LIMA CONFERENCE INDCs the basis of a new global climate treaty-- for Bank interview
source: BSC CHRONICLE FEB 2015
INDCs the basis of a new global climate treaty
Following 36 hours of non-stop parleys that brought the curtains down on the UN global climate conference in the Peruvian capital of Lima on Dec 14, negotiators from more than 190 countries signed on a deal under which each signatory will present its plan for tacking its greenhouse gas emissions early 2015. Termed Intended Nationally Determined Contributions (INDCs), it will be the basis of a new global climate treaty to be negotiated at Paris later in the year. But a country can pledge to cut emissions by as much as it wants, and there will be no systematic or binding outside review of performance.
India stuck to its long-standing position that the formula for burden sharing of cutting emissions should make the developed countries pay much more than the developing ones, and that concerns like adaptation, mitigation, capacity-building, technology and finance must all be factored into the estimation of INDCs.
The concept of INDCs combines the bottom-up approach to the problem with the top-down approach. The latter, in vogue till now, makes cutting emissions a collective responsibility. In bottom-up approach, however, countries estimate and propose the scale of their emission cuts in accordance with their sovereign interests and objectives, economic and technological capabilities, and historical compulsions. The term `intended’ signifies that the proposed actions are voluntarily determined, ie not legally binding, and the expression `nationally determined’ means that individual nations are at liberty to choose their own courses of action. Largely an idea introduced and promoted by the developing countries led by India, INDCs represent a non-coercive, more nuanced, and thus fairer, basis for global cooperation on climate change.
Conscientious self-regulation of climate issues is not the worst option for the world in general and the developing nations in particular, given that it leaves space for sovereign dissidence from consensual or other forms of majoritarian international pressure. A case in point is the self-regulated reduction seen in emissions by American companies following the publication of the Toxic Release Inventory, a public record of harmful emissions in the US. The case is a significant precedent because the nature of the climate change problem calls for global action in a world that has not yet moved beyond the idea of national sovereignty in all matters.

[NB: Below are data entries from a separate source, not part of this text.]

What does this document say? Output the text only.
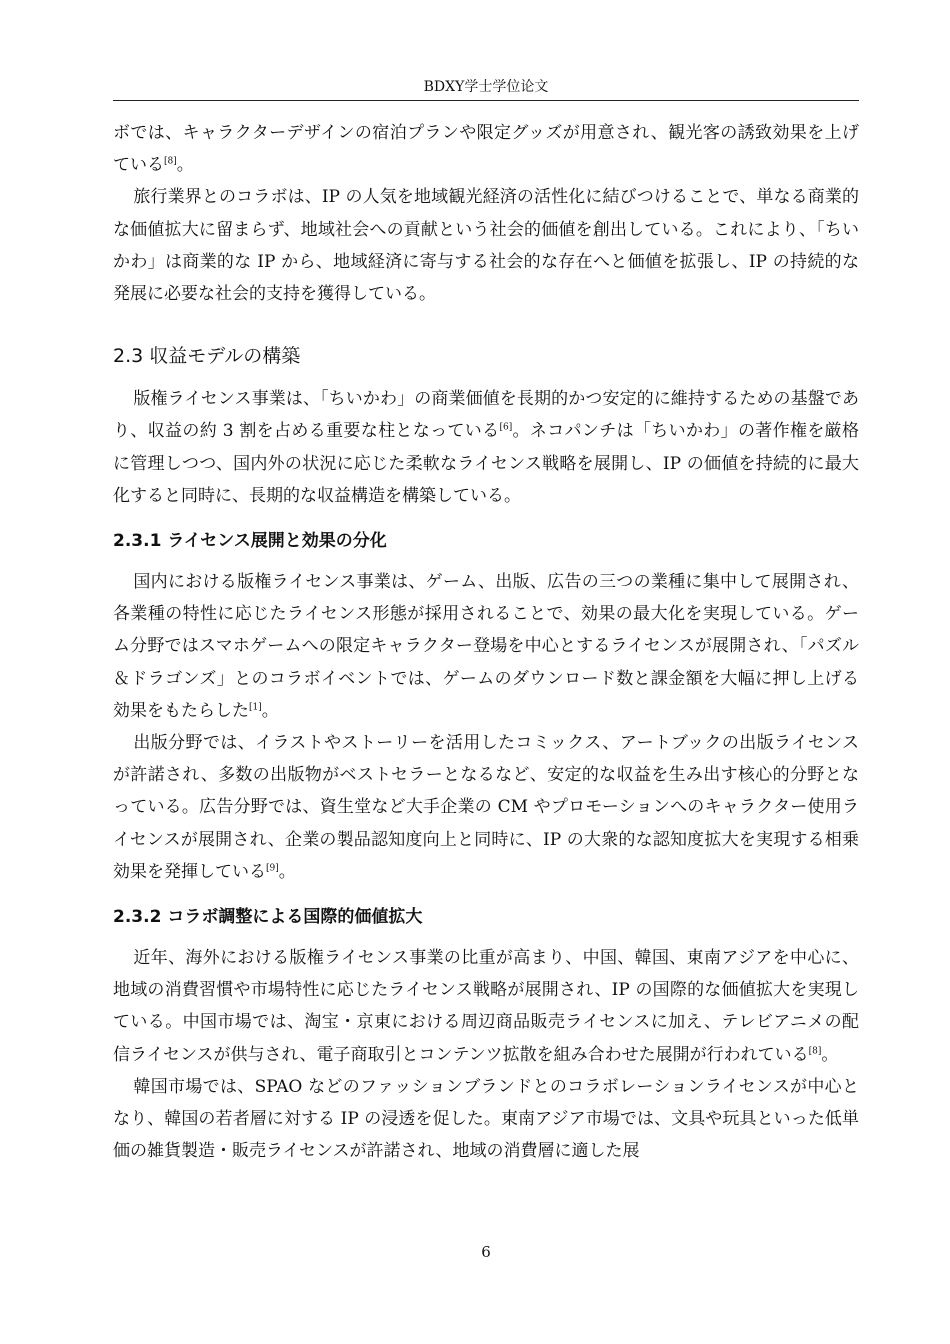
BDXY学士学位论文

ボでは、キャラクターデザインの宿泊プランや限定グッズが用意され、観光客の誘致効果を上げている[8]。

旅行業界とのコラボは、IP の人気を地域観光経済の活性化に結びつけることで、単なる商業的な価値拡大に留まらず、地域社会への貢献という社会的価値を創出している。これにより、「ちいかわ」は商業的な IP から、地域経済に寄与する社会的な存在へと価値を拡張し、IP の持続的な発展に必要な社会的支持を獲得している。

2.3 収益モデルの構築

版権ライセンス事業は、「ちいかわ」の商業価値を長期的かつ安定的に維持するための基盤であり、収益の約 3 割を占める重要な柱となっている[6]。ネコパンチは「ちいかわ」の著作権を厳格に管理しつつ、国内外の状況に応じた柔軟なライセンス戦略を展開し、IP の価値を持続的に最大化すると同時に、長期的な収益構造を構築している。

2.3.1 ライセンス展開と効果の分化

国内における版権ライセンス事業は、ゲーム、出版、広告の三つの業種に集中して展開され、各業種の特性に応じたライセンス形態が採用されることで、効果の最大化を実現している。ゲーム分野ではスマホゲームへの限定キャラクター登場を中心とするライセンスが展開され、「パズル＆ドラゴンズ」とのコラボイベントでは、ゲームのダウンロード数と課金額を大幅に押し上げる効果をもたらした[1]。

出版分野では、イラストやストーリーを活用したコミックス、アートブックの出版ライセンスが許諾され、多数の出版物がベストセラーとなるなど、安定的な収益を生み出す核心的分野となっている。広告分野では、資生堂など大手企業の CM やプロモーションへのキャラクター使用ライセンスが展開され、企業の製品認知度向上と同時に、IP の大衆的な認知度拡大を実現する相乗効果を発揮している[9]。

2.3.2 コラボ調整による国際的価値拡大

近年、海外における版権ライセンス事業の比重が高まり、中国、韓国、東南アジアを中心に、地域の消費習慣や市場特性に応じたライセンス戦略が展開され、IP の国際的な価値拡大を実現している。中国市場では、淘宝・京東における周辺商品販売ライセンスに加え、テレビアニメの配信ライセンスが供与され、電子商取引とコンテンツ拡散を組み合わせた展開が行われている[8]。

韓国市場では、SPAO などのファッションブランドとのコラボレーションライセンスが中心となり、韓国の若者層に対する IP の浸透を促した。東南アジア市場では、文具や玩具といった低単価の雑貨製造・販売ライセンスが許諾され、地域の消費層に適した展

6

The UN Intergovernmental Panel on Climate Change (IPCC) says global temperature rise must be contained within 2oC of the average global temperature during the pre-Industrial age to avert catastrophic environmental consequences. This will require annual greenhouse gas cuts of 40-70 per cent by 2050 compared to the levels in 2010, and zero emissions growth by 2100. Top polluters have all announced plans to deal with this prognosis. Under the terms of a recent agreement between America and China, the former has undertaken to reduce its emissions in 2025 by 26 to 28 per cent vis-à-vis 2005. China will reciprocate by peaking its emissions in 2030 and increasing the pressure of India.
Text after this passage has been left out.